Sea lice damage to a wild salmon. Photo by EAA.

Scottish Parliament Inquiry into Salmon Farming Agreed

A formal Petition, lodged in the Scottish Parliament in February 2016* by Salmon & Trout Conservation Scotland, seeking protection for wild salmonids from sea lice from Scottish salmon farms, has resulted in MSPs launching an Inquiry into the salmon farming industry in Scotland.

The Rural Economy and Connectivity Committee of MSPs agreed at Holyrood this week to conduct a full-blown Inquiry into salmon farming in Scotland and the issues raised in S&TCS’ Petition.

Guy Linley-Adams, for S&TCS, said:

“We are delighted that MSPs of all parties have shown such concern and interest and we thank them for launching this Inquiry. This will enable S&TCS to bring all MSPs attention to what they can do to protect Scotland’s iconic wild salmon and sea trout, and the wider Scottish environment, from the damage it is currently suffering as a result of salmon farming in marine open cages.

“This is a vindication of what S&TCS has been saying for some years. It hasn’t always been a very popular message in some quarters, but the message has now got through and MSPs have taken the first steps towards a solution”.

S&TCS’ Aquaculture Campaign’s 2016 Petition recommends that the Scottish Parliament should seek to amend the Aquaculture and Fisheries (Scotland) Act 2007 to give Scottish Ministers a statutory duty to inspect farms and enforce sea lice control on salmon farms. This is for the express purpose of protecting wild salmonid fish from juvenile sea lice infestation from marine cage fish farms, and statutory powers to order immediate culls of any marine cage fish farm where average adult female sea lice numbers of farmed fish remain persistently above Code of Good Practice thresholds.
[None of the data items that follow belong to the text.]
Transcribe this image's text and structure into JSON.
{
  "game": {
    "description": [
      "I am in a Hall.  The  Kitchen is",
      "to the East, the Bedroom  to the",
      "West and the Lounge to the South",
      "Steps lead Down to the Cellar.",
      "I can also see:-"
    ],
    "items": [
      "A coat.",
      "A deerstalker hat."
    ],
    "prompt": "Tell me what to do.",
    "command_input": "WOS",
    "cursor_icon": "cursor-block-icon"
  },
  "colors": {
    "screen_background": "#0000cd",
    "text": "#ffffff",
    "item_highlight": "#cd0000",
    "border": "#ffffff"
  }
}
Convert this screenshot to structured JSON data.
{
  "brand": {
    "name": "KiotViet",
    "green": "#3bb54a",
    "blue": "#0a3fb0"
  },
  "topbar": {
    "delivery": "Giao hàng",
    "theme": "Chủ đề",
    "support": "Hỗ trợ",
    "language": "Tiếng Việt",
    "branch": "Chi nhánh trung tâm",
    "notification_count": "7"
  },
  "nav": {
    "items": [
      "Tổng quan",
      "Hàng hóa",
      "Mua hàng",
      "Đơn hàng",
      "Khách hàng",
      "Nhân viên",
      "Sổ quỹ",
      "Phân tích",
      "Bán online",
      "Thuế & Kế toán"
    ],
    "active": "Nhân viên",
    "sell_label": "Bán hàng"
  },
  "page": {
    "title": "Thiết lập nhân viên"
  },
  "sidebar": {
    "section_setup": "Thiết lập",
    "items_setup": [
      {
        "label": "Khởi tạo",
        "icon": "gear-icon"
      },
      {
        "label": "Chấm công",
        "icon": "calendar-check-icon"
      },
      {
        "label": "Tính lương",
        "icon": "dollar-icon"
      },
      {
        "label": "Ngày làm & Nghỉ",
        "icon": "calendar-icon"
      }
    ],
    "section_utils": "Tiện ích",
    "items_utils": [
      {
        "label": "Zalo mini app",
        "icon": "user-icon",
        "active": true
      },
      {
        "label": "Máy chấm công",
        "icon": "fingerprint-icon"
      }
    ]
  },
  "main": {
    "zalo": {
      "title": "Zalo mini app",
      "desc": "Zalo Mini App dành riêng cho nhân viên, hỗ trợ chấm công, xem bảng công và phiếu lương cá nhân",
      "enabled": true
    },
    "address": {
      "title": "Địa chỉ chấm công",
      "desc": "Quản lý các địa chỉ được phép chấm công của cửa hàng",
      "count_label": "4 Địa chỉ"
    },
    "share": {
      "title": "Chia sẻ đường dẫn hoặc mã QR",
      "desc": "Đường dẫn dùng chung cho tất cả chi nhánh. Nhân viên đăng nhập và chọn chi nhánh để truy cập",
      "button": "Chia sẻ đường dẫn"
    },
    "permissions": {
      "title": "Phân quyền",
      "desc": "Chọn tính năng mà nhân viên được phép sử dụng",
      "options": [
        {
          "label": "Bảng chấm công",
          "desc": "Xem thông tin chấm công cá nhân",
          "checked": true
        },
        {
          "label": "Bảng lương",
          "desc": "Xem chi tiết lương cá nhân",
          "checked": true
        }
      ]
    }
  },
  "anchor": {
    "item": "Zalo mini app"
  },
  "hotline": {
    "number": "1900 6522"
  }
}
Over the medium term, S&TCS argues that those farms consistently failing to control sea lice should be closed or relocated to move the worst performing farms away from salmonid rivers and migration routes.

Finally, S&TCS supports a renewed focus on moving to full closed containment of farmed salmon production in Scotland, with complete ‘biological separation’ of wild and farmed fish.


 

Fisheries scientists – including the Scottish Government’s own scientists – are firm in their conclusions that sea lice produced on fish-farms harm wild salmon and sea trout, both at an individual and at a population level.

However, S&TCS believes that these threats are not being addressed by effective regulation and control of sea lice numbers on fish-farms in Scotland, which are essential to protect wild fish populations, many already significantly reduced.

In 2016, the S&TCS raised a formal Petition to the Scottish Parliament, which seeks to change the law, firstly to require immediate culls or harvesting of farmed where sea lice numbers have effectively gone out of control and secondly to give fish farm inspectors the legal duty to control sea lice on fish farms, expressly to protect wild fish populations from juvenile sea lice infestation from marine cage fish farms.

The Petition has been considered by the Scottish Parliament’s Rural Economy and Connectivity Committee.